Domperidone (Motilium), used to treat nausea and vomiting, will be a prescription-only medicine (POM) from 4 September 2014, the Medicines and Healthcare products Regulatory Agency (MHRA) has announced.
The move is part of a class 2 medicines recall triggered by concerns about the potential cardiotoxicity of the drug, which is a dopamine antagonist with antiemetic properties. A recent European Medicines Agency (EMA) review found that domperidone was associated with a small increased risk of serious cardiac side effects.
In May 2014, the MHRA’s monthly
Drug Safety Update
responded to the EMA review. It warned that domperidone should no longer be used for the treatment of bloating and heartburn and that the drug was contraindicated in people with underlying heart conditions and other risk factors. It also said the drug’s use in children was under review.
The pharmacy-level recall follows discussions between the MHRA and the Commission on Human Medicines, which advised that domperidone is safe for supply under medical supervision. Pharmacists would not be able to quickly and accurately assess which patients were at risk of cardiac side effects, it said.

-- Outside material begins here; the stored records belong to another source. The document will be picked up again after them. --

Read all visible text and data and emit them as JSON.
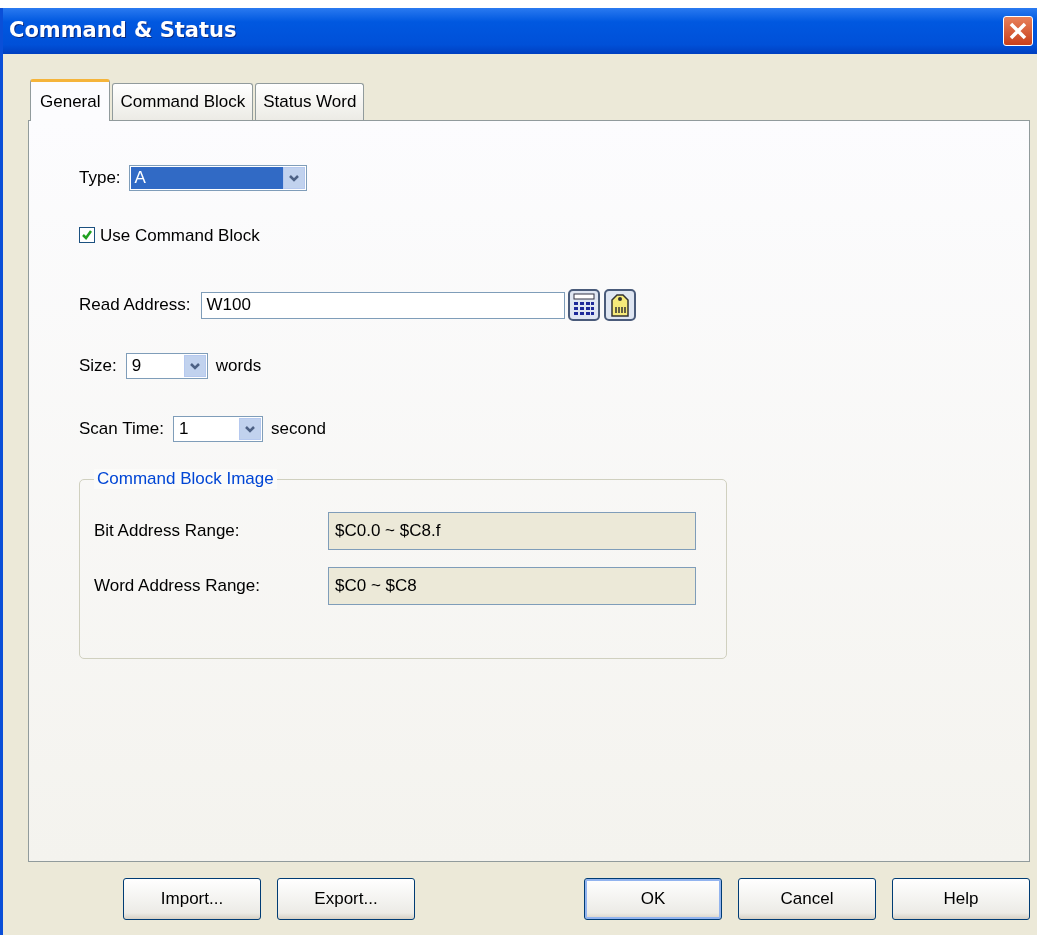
{
  "window": {
    "title": "Command & Status"
  },
  "tabs": [
    {
      "label": "General",
      "selected": true
    },
    {
      "label": "Command Block",
      "selected": false
    },
    {
      "label": "Status Word",
      "selected": false
    }
  ],
  "type": {
    "label": "Type:",
    "value": "A",
    "highlighted": true
  },
  "use_command_block": {
    "label": "Use Command Block",
    "checked": true
  },
  "read_address": {
    "label": "Read Address:",
    "value": "W100"
  },
  "size": {
    "label": "Size:",
    "value": "9",
    "unit": "words"
  },
  "scan_time": {
    "label": "Scan Time:",
    "value": "1",
    "unit": "second"
  },
  "command_block_image": {
    "title": "Command Block Image",
    "rows": [
      {
        "label": "Bit Address Range:",
        "value": "$C0.0 ~ $C8.f"
      },
      {
        "label": "Word Address Range:",
        "value": "$C0 ~ $C8"
      }
    ]
  },
  "buttons_left": [
    {
      "label": "Import...",
      "default": false
    },
    {
      "label": "Export...",
      "default": false
    }
  ],
  "buttons_right": [
    {
      "label": "OK",
      "default": true
    },
    {
      "label": "Cancel",
      "default": false
    },
    {
      "label": "Help",
      "default": false
    }
  ]
}
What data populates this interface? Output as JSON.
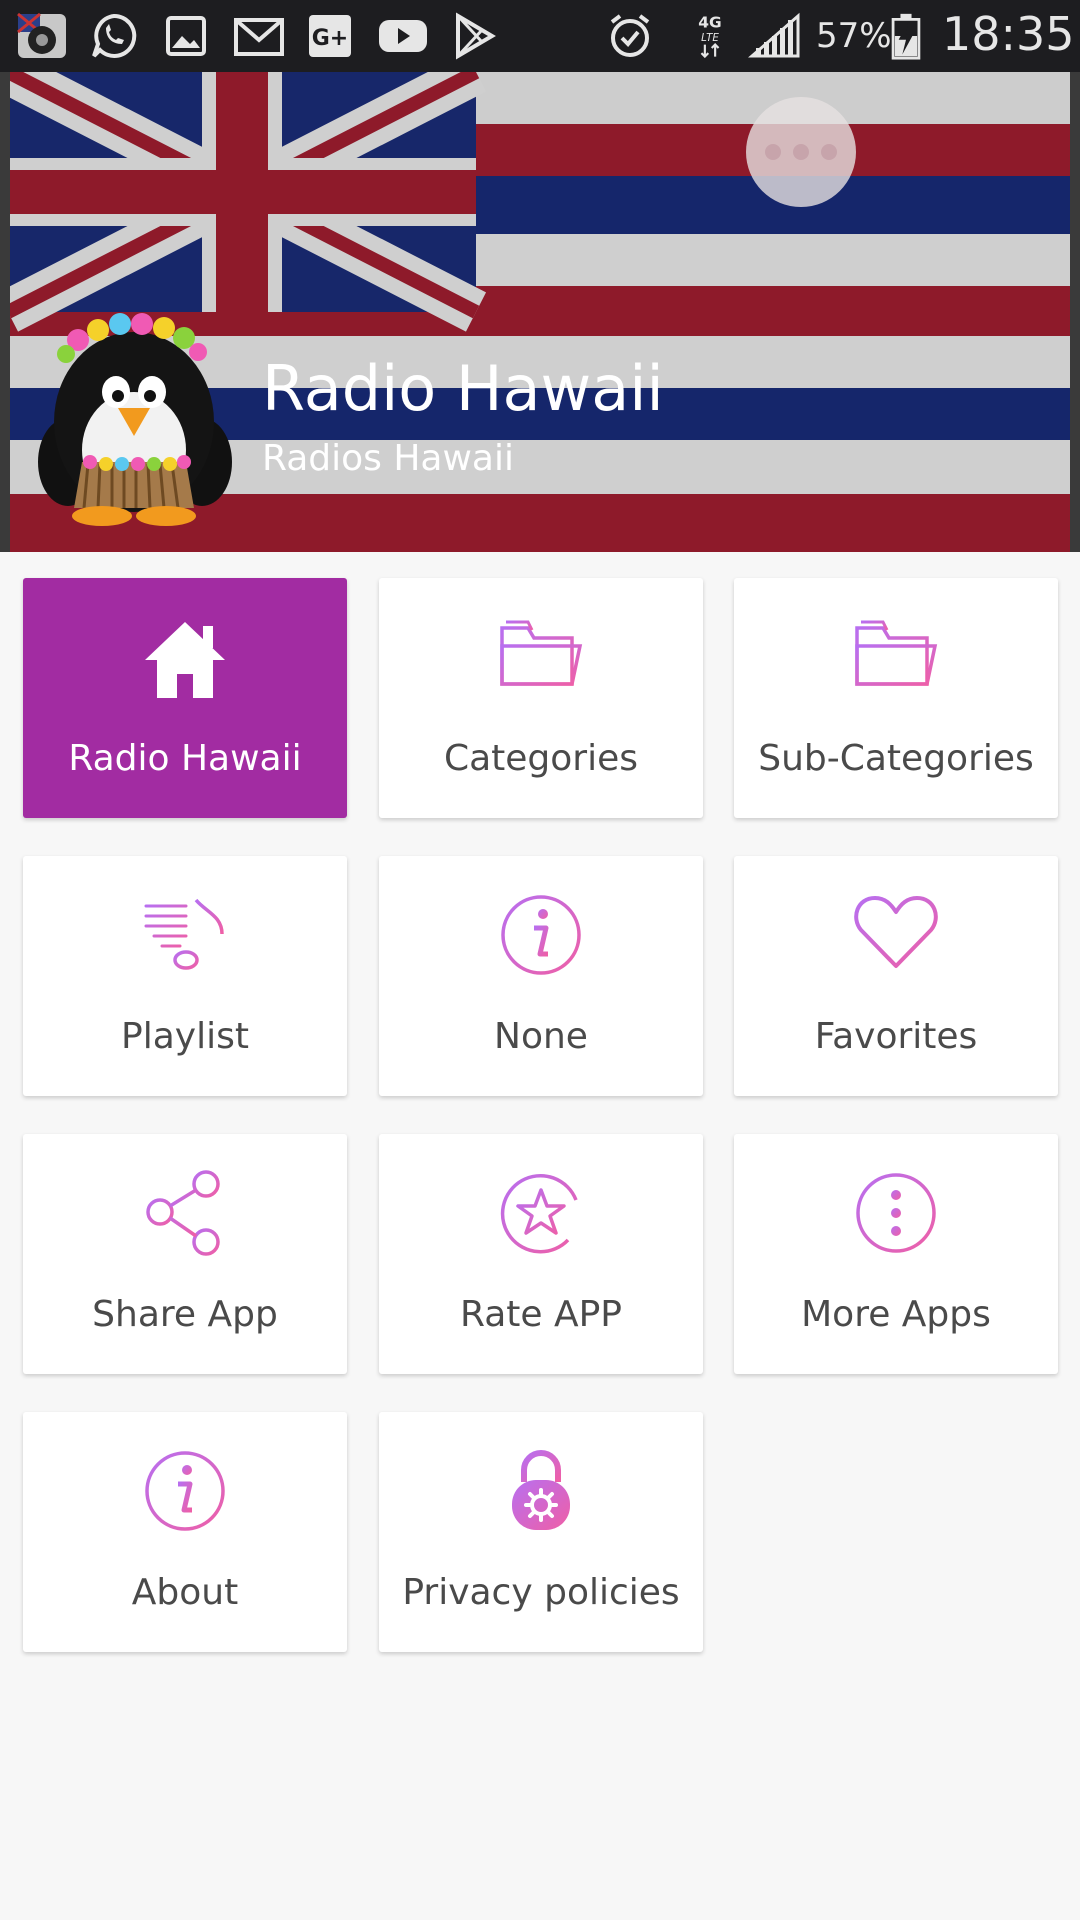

Pharmacists now have 48 hours to remove over-the-counter domperidone products from the shelves. The MHRA said it had been liaising with the Royal Pharmaceutical Society (RPS) and the National Pharmacy Association (NPA) to disseminate the message.
“If you are currently taking domperidone without a prescription and wish to continue, speak to your doctor or pharmacist at your next routine visit,” said Sarah Branch, deputy director of the MHRA’s Vigilance and Risk Management of Medicines Division. “There is no problem if you wish to stop, and a healthcare professional can advise on suitable alternatives for nausea and vomiting.”